他默认了邀请,和昕嫔散步。一路上,两人无话。
快到深鸣宫时,昕嫔停下,望着前面一片竹林,说道:“昼妃是陛下挚爱,现在失踪,陛下焦躁的心情可想而知。我不想安慰什么,因为在一切明朗化之前,说什么都是徒劳。但是,在您忐忑之余是否也该深入想一想这件事的根源。”
“你什么意思?”瑶帝面色凝重。
“您觉得这是偶发事件?”昕嫔面对他,说道,“我没去过南海行苑,不敢妄加断言,但常识性的东西还是有些的。作为饲养珍禽异兽的皇家苑囿,怎么会轻易被人放火?歹人的目的是什么,抢劫动物?最关键一点,听说南海县辖区之内有不少富户,若只为钱财,抢劫平民不比抢劫皇室更容易?”
“你认为他们一开始的目标就是白茸?”
昕嫔垂眼:“很有可能。而且您把昼妃留在行苑的事应该只有宫里的人才知道。
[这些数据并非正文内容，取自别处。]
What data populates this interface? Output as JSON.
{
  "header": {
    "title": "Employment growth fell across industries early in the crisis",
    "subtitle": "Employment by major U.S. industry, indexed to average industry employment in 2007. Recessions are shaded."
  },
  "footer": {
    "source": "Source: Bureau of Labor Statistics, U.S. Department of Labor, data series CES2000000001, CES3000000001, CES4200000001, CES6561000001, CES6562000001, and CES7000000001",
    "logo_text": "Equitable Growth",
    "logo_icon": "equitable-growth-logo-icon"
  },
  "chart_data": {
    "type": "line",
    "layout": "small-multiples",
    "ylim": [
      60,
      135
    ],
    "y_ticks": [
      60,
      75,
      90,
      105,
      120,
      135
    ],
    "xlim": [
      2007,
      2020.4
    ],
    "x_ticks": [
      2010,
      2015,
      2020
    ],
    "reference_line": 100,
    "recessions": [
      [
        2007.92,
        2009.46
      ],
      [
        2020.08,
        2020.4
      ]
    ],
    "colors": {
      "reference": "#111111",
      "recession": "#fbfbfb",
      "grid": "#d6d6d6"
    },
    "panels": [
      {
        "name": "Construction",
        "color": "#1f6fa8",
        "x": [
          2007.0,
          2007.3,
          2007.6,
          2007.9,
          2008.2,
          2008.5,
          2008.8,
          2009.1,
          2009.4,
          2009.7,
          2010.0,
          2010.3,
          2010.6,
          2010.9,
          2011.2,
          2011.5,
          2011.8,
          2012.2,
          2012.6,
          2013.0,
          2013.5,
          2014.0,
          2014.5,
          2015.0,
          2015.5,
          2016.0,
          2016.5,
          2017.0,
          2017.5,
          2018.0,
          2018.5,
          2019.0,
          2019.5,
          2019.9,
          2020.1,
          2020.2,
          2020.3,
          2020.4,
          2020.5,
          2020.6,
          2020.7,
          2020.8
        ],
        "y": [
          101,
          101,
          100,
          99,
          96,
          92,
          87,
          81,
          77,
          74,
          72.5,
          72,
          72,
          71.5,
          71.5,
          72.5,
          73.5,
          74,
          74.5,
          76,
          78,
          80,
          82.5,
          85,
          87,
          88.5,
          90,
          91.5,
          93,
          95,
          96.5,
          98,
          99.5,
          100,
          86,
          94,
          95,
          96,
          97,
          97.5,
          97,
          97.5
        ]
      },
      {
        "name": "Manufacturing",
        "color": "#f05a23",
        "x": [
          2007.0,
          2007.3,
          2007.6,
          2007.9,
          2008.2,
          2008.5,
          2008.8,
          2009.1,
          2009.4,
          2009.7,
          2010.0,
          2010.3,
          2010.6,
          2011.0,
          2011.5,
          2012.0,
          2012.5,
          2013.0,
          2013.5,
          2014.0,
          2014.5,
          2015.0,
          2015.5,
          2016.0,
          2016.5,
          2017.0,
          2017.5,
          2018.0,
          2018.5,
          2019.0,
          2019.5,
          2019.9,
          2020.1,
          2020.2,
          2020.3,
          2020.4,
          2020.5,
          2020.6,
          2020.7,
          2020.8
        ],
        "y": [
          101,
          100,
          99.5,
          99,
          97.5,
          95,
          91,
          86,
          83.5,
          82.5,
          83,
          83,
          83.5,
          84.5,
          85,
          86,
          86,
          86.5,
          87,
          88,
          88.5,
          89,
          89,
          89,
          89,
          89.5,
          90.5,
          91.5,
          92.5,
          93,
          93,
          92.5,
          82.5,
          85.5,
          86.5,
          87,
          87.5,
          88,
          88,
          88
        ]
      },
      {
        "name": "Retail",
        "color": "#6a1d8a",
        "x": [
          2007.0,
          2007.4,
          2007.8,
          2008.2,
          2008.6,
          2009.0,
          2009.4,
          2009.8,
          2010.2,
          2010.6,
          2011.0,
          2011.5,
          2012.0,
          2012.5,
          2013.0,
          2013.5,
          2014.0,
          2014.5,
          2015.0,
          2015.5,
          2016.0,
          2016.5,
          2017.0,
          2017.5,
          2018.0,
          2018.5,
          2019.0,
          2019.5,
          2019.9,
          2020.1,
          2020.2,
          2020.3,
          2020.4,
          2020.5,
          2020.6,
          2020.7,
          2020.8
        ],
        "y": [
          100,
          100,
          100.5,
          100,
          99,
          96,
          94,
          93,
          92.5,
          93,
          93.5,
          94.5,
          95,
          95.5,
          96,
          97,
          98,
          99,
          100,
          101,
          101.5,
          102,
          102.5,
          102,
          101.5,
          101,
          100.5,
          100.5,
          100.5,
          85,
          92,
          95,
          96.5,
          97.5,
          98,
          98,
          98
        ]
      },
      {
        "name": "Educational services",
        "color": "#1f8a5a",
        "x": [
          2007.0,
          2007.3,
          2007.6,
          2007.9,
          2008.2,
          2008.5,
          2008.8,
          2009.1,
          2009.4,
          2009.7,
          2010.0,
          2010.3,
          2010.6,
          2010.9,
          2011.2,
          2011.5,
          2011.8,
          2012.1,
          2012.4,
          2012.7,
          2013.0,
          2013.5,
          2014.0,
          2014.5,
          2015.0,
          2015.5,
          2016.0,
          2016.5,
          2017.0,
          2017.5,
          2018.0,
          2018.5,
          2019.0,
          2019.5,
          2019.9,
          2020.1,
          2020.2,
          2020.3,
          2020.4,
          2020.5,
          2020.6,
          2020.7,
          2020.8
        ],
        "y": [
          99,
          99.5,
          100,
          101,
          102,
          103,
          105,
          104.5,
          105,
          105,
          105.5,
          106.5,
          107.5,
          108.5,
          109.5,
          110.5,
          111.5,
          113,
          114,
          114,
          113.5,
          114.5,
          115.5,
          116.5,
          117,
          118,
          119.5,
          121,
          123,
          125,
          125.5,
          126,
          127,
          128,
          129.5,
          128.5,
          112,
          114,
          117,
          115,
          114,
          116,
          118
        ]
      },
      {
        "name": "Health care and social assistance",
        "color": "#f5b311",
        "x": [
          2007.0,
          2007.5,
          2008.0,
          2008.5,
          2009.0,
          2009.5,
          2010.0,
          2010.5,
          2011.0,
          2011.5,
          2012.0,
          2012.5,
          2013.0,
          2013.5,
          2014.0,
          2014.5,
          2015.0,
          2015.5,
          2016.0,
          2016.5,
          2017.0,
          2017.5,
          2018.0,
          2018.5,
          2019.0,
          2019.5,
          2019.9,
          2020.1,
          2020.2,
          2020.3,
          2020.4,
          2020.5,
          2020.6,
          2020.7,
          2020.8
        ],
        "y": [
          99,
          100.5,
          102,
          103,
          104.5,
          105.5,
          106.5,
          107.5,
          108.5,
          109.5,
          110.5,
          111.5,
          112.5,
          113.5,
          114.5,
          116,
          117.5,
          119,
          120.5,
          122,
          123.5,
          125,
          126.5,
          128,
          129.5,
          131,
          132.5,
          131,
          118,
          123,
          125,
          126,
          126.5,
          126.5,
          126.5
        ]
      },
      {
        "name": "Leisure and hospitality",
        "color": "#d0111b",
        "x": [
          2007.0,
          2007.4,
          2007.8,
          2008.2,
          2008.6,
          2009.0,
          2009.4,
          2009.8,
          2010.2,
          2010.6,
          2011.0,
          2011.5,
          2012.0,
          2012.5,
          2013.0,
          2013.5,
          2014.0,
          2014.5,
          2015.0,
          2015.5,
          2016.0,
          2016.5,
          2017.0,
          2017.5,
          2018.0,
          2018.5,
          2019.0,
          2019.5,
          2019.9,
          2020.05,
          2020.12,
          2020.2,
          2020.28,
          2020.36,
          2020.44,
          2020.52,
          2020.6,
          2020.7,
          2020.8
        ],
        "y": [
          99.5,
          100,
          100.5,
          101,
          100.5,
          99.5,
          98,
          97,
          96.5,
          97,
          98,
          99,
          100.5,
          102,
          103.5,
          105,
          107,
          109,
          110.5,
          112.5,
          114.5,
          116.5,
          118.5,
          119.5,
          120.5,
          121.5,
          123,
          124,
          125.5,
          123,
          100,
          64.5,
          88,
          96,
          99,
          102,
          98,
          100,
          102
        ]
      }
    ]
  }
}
外面的人如何打探出来?”
瑶帝想起昀皇贵妃的话,恨道:“不消说,一定是那老东西搞的鬼,所以他才能肆无忌惮地狂欢作乐,他这是在庆祝白茸的死呢。”说到这里,一刻也等不了,直接赶往庄逸宫。
昕嫔阻拦无果,在他后面叹气,自言自语:“怎么这么心急呢,都不听我把话说完,能做这件事的不一定是太皇太后啊。”
翠涛小声道:“您是觉得冯赞善……”
昕嫔转首止住话头,低声道:“若只论动机,想除掉白茸的可不止他一人。”
翠涛望着瑶帝远去的身影,说道:“您也真是的,好容易把人请来,都不进去,非要站在外面说,若是能进屋……”
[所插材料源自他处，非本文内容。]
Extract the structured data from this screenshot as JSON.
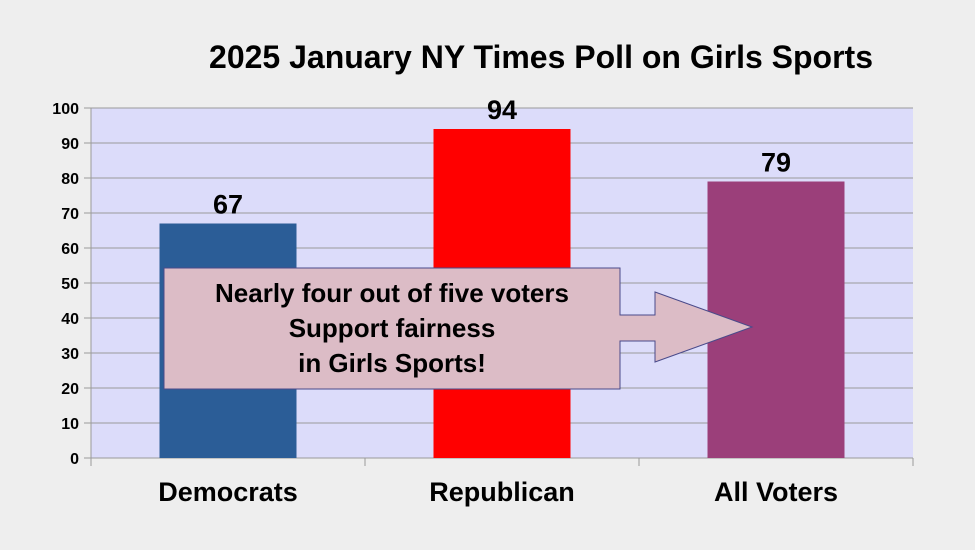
{
  "chart_data": {
    "type": "bar",
    "title": "2025 January  NY Times Poll on Girls Sports",
    "categories": [
      "Democrats",
      "Republican",
      "All Voters"
    ],
    "values": [
      67,
      94,
      79
    ],
    "bar_colors": [
      "#2b5d97",
      "#ff0000",
      "#9b3f7a"
    ],
    "ylim": [
      0,
      100
    ],
    "yticks": [
      0,
      10,
      20,
      30,
      40,
      50,
      60,
      70,
      80,
      90,
      100
    ],
    "grid": true,
    "plot_background": "#dcdcfa",
    "data_labels": [
      "67",
      "94",
      "79"
    ]
  },
  "callout": {
    "lines": [
      "Nearly four out of five voters",
      "Support fairness",
      "in Girls Sports!"
    ],
    "fill": "#dcbcc6"
  }
}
“我找皇上也只为说这件事,不作他想。”昕嫔道,“现在皇上烦闷,侍奉时要格外注意,一个不留神就是杀身之祸,在此情况下,还是少与皇上近距离接触比较好。你看那位陈采人,不就触了霉头,毁了一生。再说,要是昼妃回来发现我见缝插针,定会心里不舒服,从而疏远我。”
再说瑶帝,裹挟着怒火来到庄逸宫,不等人通报,直接闯入。